Pelarangan ini memang tidak berlaku bagi semua wilayah provinsi dan distrik, tapi terdapat kecenderungan diterapkan di seluruh negeri. Larangan ini lebih merefleksikan sentimen politis ketimbang perbedaan dalam agama Islam. Di Isfara, dipicu tuduhan bahwa sejumlah sekolah swasta dikelola separatis Uzbek, pemerintah melarang penggunaan bahasa Arab di sekolah-sekolah yang tidak dikelola pemerintah. Padahal, tidak ada dampak politik apa pun dalam penerapan bahasa Arab di sekolah-sekolah.

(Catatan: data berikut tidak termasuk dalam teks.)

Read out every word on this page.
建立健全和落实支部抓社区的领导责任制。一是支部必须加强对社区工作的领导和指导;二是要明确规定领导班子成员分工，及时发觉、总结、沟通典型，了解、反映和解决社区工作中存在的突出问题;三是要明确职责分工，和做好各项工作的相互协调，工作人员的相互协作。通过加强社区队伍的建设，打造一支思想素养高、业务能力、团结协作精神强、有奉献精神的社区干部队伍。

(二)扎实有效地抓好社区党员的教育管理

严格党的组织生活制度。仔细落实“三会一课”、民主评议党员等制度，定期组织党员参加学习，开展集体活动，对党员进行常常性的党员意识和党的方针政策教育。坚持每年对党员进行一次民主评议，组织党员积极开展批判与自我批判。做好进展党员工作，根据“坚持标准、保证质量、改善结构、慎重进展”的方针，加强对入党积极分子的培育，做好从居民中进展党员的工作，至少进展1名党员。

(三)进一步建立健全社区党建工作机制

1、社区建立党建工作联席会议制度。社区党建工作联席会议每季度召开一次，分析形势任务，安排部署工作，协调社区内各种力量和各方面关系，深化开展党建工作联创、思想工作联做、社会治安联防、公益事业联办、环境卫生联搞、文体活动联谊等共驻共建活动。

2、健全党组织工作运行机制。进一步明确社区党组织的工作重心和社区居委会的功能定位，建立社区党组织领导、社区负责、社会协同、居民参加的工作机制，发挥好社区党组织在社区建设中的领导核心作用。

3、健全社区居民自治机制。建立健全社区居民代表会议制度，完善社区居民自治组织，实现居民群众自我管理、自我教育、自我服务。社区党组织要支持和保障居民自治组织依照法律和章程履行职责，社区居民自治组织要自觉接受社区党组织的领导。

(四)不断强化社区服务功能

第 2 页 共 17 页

Kalender nasional Tajikistan juga tidak memberi warna merah pada dua hari besar umat Islam; Idul Fitri dan Idul Adha. Namun, pemerintah kerap kali mengumumkannya sebagai Hari Libur Nasional. Kekhawatiran akan infiltrasi Islam dari luar, terutama dari Afghanistan dan Arab Saudi, membuat rezim Rahmon merasa perlu membatasi rakyatnya menunaikan ibadah haji. Sejak 1988, Dushanbe menerapkan sistem kuota, yang menyebabkan terjadinya korupsi besar-besaran dalam penyelenggaraan pemberangkatan ibadah haji.

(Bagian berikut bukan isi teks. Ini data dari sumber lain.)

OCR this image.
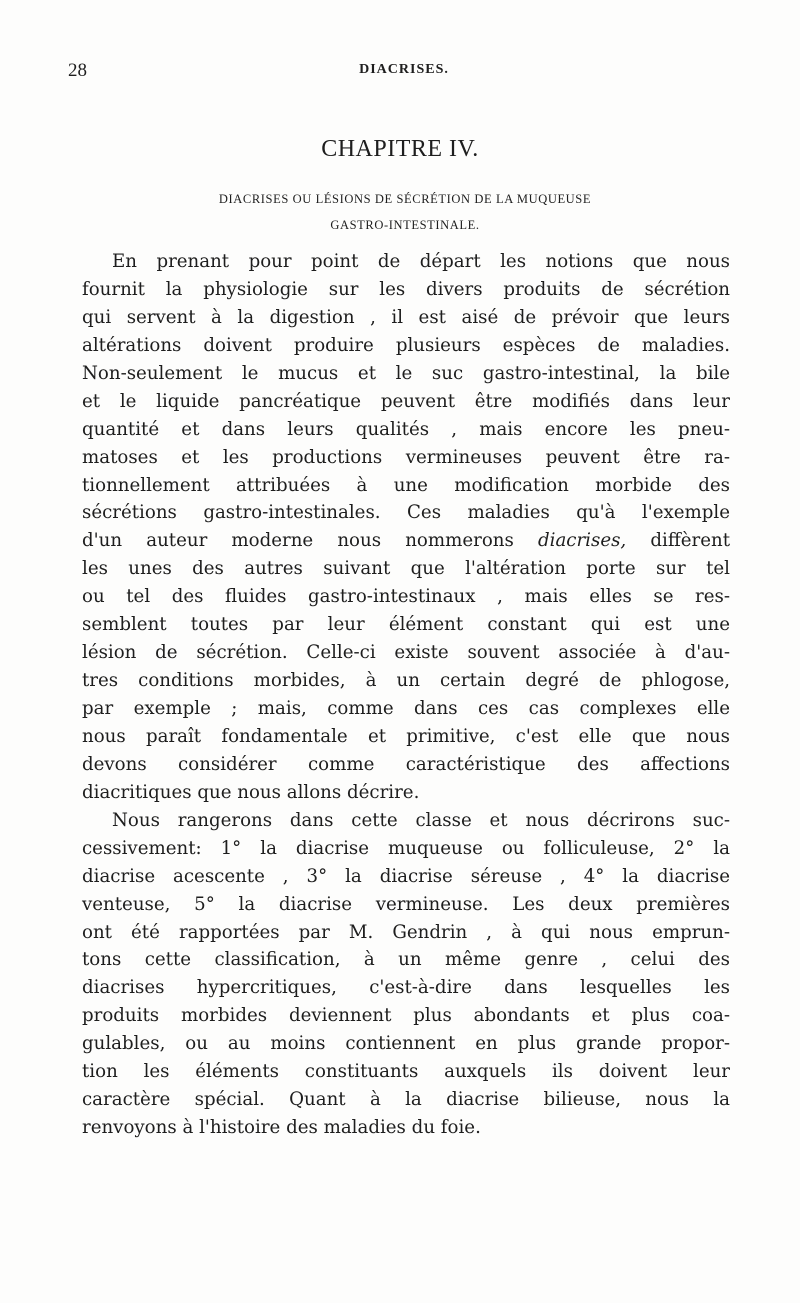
28	DIACRISES.
CHAPITRE IV.
DIACRISES OU LÉSIONS DE SÉCRÉTION DE LA MUQUEUSE
GASTRO-INTESTINALE.
En prenant pour point de départ les notions que nous
fournit la physiologie sur les divers produits de sécrétion
qui servent à la digestion , il est aisé de prévoir que leurs
altérations doivent produire plusieurs espèces de maladies.
Non-seulement le mucus et le suc gastro-intestinal, la bile
et le liquide pancréatique peuvent être modifiés dans leur
quantité et dans leurs qualités , mais encore les pneu-
matoses et les productions vermineuses peuvent être ra-
tionnellement attribuées à une modification morbide des
sécrétions gastro-intestinales. Ces maladies qu'à l'exemple
d'un auteur moderne nous nommerons diacrises, diffèrent
les unes des autres suivant que l'altération porte sur tel
ou tel des fluides gastro-intestinaux , mais elles se res-
semblent toutes par leur élément constant qui est une
lésion de sécrétion. Celle-ci existe souvent associée à d'au-
tres conditions morbides, à un certain degré de phlogose,
par exemple ; mais, comme dans ces cas complexes elle
nous paraît fondamentale et primitive, c'est elle que nous
devons considérer comme caractéristique des affections
diacritiques que nous allons décrire.
Nous rangerons dans cette classe et nous décrirons suc-
cessivement: 1° la diacrise muqueuse ou folliculeuse, 2° la
diacrise acescente , 3° la diacrise séreuse , 4° la diacrise
venteuse, 5° la diacrise vermineuse. Les deux premières
ont été rapportées par M. Gendrin , à qui nous emprun-
tons cette classification, à un même genre , celui des
diacrises hypercritiques, c'est-à-dire dans lesquelles les
produits morbides deviennent plus abondants et plus coa-
gulables, ou au moins contiennent en plus grande propor-
tion les éléments constituants auxquels ils doivent leur
caractère spécial. Quant à la diacrise bilieuse, nous la
renvoyons à l'histoire des maladies du foie.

Semua pemberangkatan harus dikoordinir pemerintah, dan menggunakan sarana transportasi negara. Tidak boleh pergi haji sendiri-sendiri, atau kelompok-kelompok di luar yang diatur pemerintah. Sejauh ini pemerintah memang tidak melarang pendistribusian dan penjualan Alquran.
Namun, lembaga penerbitan pemerintah dan swasta dilarang menerbitkan apa pun dalam bahasa Arab, atau mempublikasikan literatur Arab. Sebagai gantinya, pemerintah mencetak Alquran dalam dua versi; Cyrillic dan Arab di Iran, dan didistribusikan lewat toko buku Iran di Dushanbe.